Efficient Adversarial Training in LLMs with Continuous Attacks
Sophie Xhonneux, Alessandro Sordoni, Stephan Günnemann, Gauthier Gidel, Leo Schwinn
TL;DR
This work tackles the high computational cost of adversarial training for LLMs by shifting attacks to continuous embedding space and introducing two techniques, CAT and CAPO. CAT combines adversarial behavior data with utility fine-tuning, while CAPO adapts IPO to adversarial alignment without requiring utility data. Empirical results across multiple models and scales show that continuous adversarial training substantially improves robustness against discrete attacks such as GCG, AutoDAN, and PAIR while maintaining utility, with CAPO delivering strong performance without extra utility data. The findings demonstrate that robustness to continuous perturbations can generalize to discrete jailbreaks, offering a scalable path to robustly aligning LLMs, though careful evaluation and dataset design remain crucial.
Abstract
Large language models (LLMs) are vulnerable to adversarial attacks that can bypass their safety guardrails. In many domains, adversarial training has proven to be one of the most promising methods to reliably improve robustness against such attacks. Yet, in the context of LLMs, current methods for adversarial training are hindered by the high computational costs required to perform discrete adversarial attacks at each training iteration. We address this problem by instead calculating adversarial attacks in the continuous embedding space of the LLM, which is orders of magnitudes more efficient.
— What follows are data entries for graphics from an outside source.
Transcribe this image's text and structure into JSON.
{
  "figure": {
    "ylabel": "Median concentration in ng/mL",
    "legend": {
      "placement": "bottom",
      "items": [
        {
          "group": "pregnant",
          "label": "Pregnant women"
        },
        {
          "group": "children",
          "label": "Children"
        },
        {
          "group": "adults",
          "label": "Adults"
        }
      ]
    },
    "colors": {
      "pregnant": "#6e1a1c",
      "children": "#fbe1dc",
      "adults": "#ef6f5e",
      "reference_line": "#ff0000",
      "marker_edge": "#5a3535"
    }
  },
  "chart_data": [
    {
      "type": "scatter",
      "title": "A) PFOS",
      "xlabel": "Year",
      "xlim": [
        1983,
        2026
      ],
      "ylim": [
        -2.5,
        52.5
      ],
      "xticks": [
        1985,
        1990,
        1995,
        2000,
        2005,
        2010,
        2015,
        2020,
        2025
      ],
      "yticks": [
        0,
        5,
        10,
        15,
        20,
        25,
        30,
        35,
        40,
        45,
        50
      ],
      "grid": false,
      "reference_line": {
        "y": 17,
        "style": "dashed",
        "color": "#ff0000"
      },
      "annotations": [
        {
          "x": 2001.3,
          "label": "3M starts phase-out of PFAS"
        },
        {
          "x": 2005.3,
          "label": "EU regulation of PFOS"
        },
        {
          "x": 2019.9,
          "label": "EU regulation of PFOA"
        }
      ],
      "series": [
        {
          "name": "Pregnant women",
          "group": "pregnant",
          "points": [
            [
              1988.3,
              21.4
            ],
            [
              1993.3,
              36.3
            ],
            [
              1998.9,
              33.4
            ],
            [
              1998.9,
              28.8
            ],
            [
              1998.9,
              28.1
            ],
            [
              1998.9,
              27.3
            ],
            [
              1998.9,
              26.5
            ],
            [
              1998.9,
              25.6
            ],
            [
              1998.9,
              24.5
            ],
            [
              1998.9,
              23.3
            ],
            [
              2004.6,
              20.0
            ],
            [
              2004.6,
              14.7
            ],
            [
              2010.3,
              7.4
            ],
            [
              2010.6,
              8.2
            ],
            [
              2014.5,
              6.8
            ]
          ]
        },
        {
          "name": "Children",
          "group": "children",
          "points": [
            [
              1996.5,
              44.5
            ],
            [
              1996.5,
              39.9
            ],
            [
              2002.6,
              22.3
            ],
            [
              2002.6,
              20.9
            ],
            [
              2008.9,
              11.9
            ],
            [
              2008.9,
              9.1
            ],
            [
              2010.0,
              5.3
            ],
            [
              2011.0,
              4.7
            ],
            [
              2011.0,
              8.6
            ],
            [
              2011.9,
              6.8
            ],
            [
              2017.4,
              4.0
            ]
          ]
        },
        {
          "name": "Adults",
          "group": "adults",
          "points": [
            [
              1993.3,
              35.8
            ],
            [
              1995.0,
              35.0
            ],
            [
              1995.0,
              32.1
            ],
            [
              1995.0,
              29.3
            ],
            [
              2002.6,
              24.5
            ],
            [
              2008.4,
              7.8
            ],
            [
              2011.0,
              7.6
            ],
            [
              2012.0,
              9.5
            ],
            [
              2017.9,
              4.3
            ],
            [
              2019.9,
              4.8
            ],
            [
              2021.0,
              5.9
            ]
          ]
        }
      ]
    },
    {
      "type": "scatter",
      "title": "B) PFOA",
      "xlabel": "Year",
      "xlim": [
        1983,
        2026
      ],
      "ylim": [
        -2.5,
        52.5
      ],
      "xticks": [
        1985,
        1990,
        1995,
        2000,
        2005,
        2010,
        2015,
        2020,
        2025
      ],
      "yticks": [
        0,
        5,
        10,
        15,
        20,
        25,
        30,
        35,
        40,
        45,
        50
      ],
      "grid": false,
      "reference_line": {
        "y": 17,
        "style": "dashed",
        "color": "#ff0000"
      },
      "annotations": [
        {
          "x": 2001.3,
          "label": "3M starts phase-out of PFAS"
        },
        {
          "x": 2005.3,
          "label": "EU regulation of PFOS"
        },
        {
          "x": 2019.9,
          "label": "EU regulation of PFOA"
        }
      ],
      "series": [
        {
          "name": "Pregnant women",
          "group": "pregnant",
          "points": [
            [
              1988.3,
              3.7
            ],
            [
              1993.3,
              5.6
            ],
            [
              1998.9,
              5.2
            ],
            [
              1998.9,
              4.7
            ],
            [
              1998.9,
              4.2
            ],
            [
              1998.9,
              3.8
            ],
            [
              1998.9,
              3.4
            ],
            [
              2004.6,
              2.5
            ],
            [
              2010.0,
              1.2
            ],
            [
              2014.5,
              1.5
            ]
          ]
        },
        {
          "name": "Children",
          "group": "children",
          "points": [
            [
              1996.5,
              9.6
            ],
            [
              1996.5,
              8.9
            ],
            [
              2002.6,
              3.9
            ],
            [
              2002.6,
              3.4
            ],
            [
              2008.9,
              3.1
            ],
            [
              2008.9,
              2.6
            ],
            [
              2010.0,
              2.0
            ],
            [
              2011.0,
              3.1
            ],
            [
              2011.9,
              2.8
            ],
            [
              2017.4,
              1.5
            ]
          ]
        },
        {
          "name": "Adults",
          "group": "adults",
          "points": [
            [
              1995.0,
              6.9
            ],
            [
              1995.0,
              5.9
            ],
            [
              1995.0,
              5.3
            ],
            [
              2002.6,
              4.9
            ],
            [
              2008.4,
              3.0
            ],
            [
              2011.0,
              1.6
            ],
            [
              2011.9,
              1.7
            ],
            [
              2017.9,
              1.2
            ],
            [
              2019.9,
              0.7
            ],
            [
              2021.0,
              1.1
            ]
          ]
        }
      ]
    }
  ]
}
We propose a fast adversarial training algorithm (C-AdvUL) composed of two losses: the first makes the model robust on continuous embedding attacks computed on an adversarial behaviour dataset; the second ensures the usefulness of the final model by fine-tuning on utility data. Moreover, we introduce C-AdvIPO, an adversarial variant of IPO that does not require utility data for adversarially robust alignment. Our empirical evaluation on five models from different families (Gemma, Phi3, Mistral, Zephyr, Llama2) and at different scales (2B, 3.8B, 7B) shows that both algorithms substantially enhance LLM robustness against discrete attacks (GCG, AutoDAN, PAIR), while maintaining utility. Our results demonstrate that robustness to continuous perturbations can extrapolate to discrete threat models. Thereby, we present a path toward scalable adversarial training algorithms for robustly aligning LLMs.